Local tradition states that the fireballs are from the nak, a serpent from Buddhist legend. Modern science disagrees, of course. There was quite a controversy in Thailand recently when a news station there, iTV, presented a programme stating that the fireballs were faked, and nothing more than tracer rounds fired by the Lao army ( the river denotes the border between Thailand and Laos ). People living by the river claim that this is absurd since the lights have been seen along the river for decades.

The official scientific line, corroborated by a statement from Thailand's Ministry of Science and Technology, is that the fireballs are nothing but natural phosphene and methane gas being released from the river. This is the same mechanism as is commonly proposed to be behind Will-o'-the-wisp.
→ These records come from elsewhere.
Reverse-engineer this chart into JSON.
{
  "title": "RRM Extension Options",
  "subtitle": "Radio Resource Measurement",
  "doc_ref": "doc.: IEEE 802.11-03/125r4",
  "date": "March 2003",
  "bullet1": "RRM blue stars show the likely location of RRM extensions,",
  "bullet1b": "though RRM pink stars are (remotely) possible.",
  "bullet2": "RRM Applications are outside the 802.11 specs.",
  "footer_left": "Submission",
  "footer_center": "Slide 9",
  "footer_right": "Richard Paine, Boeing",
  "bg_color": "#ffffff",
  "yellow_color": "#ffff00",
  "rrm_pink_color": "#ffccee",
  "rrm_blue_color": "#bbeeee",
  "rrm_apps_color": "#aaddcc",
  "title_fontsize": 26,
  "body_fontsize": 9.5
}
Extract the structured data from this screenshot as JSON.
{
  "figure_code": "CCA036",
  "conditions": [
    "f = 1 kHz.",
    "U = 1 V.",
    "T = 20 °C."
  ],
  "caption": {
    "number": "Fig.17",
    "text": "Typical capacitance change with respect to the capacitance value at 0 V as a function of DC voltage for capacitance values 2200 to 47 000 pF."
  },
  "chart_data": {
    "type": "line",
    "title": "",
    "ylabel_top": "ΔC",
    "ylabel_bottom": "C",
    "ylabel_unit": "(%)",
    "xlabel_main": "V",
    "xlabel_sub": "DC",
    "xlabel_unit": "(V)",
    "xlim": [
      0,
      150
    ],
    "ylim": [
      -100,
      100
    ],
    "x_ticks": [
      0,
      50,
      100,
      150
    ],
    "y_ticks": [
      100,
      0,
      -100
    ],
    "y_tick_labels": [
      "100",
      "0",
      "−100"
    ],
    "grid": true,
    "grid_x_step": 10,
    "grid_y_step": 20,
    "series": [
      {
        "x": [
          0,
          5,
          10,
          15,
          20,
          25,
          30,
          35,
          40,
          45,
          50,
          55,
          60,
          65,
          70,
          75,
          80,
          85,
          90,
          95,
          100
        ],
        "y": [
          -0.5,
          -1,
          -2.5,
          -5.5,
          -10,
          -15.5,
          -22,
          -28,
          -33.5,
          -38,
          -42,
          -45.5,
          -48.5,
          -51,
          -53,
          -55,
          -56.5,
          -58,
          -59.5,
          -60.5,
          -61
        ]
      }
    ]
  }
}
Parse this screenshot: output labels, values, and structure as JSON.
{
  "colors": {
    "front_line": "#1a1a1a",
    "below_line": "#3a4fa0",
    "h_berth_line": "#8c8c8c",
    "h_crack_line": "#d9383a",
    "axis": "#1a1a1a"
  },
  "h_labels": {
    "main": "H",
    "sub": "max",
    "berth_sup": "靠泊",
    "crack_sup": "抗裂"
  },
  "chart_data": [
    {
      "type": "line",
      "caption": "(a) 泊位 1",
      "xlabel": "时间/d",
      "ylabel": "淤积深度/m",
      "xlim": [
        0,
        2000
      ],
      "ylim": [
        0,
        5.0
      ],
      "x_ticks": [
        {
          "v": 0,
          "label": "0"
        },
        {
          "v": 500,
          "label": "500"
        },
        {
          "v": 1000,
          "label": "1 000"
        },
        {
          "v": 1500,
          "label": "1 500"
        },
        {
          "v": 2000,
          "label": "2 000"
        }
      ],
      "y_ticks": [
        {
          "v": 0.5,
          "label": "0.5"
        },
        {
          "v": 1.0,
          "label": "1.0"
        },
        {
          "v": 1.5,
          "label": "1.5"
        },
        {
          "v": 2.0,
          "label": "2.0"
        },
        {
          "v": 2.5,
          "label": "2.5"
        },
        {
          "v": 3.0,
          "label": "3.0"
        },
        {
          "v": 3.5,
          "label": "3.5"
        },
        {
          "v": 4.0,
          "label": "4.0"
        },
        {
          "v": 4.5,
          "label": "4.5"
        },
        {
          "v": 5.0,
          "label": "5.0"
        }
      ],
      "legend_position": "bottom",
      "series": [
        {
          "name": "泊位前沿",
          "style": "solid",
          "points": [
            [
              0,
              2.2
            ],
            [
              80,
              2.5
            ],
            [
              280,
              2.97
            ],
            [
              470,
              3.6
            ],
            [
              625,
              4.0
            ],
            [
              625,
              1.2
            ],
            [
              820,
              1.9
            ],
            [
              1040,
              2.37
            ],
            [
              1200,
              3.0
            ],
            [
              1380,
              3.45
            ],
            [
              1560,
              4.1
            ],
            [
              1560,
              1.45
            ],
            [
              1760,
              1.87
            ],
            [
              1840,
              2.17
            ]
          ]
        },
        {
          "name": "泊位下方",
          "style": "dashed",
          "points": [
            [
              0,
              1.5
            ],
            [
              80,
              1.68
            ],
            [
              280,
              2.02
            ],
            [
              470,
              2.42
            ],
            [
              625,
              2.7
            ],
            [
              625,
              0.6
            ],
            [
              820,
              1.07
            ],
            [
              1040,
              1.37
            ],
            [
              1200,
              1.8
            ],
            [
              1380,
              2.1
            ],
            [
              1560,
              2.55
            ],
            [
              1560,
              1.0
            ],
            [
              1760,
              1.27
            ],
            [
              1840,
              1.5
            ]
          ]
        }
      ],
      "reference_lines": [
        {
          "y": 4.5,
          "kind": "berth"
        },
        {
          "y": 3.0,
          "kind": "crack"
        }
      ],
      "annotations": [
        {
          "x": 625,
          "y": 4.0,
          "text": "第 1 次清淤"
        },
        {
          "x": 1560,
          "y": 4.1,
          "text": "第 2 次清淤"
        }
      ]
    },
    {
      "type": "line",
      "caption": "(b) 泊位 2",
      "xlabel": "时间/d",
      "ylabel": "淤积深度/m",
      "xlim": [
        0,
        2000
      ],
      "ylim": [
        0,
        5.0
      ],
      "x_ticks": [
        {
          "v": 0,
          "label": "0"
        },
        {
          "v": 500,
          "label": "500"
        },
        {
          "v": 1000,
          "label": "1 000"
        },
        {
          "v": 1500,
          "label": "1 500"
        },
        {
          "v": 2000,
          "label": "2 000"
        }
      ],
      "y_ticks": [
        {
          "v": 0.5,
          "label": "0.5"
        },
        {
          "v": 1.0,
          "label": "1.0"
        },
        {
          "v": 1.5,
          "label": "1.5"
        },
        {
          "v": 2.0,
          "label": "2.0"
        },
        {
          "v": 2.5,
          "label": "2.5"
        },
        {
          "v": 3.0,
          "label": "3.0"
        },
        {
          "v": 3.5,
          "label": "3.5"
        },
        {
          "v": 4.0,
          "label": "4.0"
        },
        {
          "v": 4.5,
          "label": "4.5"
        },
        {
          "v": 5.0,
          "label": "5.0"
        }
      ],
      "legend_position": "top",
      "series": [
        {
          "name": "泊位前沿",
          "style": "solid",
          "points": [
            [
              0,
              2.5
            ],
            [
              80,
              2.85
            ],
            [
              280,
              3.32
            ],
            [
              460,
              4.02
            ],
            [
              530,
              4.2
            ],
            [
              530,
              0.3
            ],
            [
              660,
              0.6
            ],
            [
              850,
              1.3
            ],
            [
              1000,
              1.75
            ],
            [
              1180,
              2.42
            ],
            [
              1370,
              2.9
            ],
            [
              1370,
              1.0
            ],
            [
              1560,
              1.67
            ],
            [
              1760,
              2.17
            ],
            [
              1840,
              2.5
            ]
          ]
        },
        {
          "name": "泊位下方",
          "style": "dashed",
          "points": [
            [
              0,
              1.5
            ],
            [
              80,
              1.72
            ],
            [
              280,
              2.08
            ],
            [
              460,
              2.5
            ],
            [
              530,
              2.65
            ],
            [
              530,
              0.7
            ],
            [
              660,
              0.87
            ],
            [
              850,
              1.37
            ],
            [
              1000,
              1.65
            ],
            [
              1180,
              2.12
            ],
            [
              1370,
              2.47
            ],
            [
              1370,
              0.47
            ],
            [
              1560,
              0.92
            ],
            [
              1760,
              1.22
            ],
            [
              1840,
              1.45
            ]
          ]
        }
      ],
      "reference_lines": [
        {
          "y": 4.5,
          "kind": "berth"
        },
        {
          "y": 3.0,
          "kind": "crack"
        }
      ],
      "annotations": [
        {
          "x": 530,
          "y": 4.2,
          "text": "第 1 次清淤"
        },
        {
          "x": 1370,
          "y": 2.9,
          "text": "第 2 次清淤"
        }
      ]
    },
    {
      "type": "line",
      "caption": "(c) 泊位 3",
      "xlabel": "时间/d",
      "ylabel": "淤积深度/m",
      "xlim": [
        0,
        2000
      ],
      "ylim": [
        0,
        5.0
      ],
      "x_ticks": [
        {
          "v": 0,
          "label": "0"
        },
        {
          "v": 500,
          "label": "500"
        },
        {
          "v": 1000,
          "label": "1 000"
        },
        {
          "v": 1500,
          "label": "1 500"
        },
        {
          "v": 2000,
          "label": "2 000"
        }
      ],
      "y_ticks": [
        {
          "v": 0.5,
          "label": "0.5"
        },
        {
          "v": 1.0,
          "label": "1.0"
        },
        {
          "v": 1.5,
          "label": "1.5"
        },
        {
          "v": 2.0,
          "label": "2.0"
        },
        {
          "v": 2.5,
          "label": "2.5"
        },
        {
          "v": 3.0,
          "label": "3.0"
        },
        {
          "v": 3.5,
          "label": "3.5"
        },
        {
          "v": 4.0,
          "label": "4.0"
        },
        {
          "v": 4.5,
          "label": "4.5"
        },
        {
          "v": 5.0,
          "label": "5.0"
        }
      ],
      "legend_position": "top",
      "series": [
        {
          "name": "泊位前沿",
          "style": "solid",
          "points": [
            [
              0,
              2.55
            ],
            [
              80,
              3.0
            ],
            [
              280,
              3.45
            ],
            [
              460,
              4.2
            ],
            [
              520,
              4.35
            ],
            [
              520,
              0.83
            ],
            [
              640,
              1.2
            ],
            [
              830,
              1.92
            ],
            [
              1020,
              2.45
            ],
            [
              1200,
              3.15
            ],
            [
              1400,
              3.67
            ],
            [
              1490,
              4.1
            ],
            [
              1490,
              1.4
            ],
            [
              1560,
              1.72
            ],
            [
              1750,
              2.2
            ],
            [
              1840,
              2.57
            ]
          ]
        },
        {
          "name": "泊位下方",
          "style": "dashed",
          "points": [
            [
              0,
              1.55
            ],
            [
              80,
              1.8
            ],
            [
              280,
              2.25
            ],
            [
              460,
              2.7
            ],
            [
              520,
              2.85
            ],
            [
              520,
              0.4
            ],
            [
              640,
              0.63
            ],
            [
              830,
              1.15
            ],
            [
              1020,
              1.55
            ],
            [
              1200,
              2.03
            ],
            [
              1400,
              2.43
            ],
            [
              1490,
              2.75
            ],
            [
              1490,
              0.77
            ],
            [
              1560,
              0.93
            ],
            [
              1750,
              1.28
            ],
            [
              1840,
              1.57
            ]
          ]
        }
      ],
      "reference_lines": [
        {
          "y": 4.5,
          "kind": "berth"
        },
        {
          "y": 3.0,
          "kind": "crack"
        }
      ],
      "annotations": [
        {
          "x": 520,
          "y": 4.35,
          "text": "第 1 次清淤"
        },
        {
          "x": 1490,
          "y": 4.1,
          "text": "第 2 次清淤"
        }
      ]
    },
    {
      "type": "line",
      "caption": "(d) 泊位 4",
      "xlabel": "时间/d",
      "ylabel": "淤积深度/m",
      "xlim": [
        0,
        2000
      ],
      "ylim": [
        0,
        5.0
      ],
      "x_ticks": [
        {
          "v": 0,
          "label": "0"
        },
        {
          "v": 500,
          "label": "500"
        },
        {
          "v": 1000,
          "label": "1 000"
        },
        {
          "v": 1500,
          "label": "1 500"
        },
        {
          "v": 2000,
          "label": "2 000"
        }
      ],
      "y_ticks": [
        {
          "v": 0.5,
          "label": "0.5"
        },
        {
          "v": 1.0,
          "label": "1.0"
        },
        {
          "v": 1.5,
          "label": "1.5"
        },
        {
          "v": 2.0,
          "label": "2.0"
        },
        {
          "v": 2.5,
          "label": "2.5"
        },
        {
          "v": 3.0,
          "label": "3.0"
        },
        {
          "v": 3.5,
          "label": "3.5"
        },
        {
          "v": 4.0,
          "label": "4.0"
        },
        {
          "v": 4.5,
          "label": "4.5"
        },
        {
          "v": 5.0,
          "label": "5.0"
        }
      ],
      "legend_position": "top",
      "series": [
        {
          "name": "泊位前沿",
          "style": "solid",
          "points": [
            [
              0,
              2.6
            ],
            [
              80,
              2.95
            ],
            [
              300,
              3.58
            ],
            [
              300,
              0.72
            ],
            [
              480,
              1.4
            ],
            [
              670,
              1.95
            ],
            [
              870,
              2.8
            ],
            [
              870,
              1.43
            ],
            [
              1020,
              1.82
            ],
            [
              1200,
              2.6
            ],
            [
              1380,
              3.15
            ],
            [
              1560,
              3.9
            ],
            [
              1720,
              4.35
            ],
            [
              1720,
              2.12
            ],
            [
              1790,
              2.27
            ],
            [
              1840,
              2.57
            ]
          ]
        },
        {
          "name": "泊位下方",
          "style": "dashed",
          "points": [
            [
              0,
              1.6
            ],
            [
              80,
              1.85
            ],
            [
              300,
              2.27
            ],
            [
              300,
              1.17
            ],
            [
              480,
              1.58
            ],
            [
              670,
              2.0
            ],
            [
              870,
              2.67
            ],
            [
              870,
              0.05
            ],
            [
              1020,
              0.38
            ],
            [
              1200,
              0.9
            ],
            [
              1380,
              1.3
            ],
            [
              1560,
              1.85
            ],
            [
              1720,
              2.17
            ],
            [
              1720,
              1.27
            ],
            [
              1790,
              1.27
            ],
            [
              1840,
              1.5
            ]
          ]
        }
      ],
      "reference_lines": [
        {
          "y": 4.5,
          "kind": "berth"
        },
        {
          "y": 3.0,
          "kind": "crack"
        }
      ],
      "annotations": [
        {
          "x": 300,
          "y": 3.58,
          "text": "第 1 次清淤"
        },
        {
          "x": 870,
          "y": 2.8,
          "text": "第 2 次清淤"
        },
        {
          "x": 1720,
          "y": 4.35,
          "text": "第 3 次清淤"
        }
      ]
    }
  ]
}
Their investigations, with Mahidol University, continue, and though many people have accepted this explanation, there are still disagreements. Professor Montri Boonsaneur, for example, is quoted in the Time article as saying that bubbles of methane could not be propagated by the turbulent river.

Reports of when in the day the fireballs actually appear vary, but generally place them at being early evening: after sunset, but before midnight. The first moon of October is also the last month of the Buddhist three-month lent, so people flock to Phon Phisai, Sung Kom, Sri Chiang Mai, and Pak Khad districts, not only to see the Bang Fai Phaya Nark ( there are almost as many spelling variants as there are visitors ) but to celebrate the end of that period.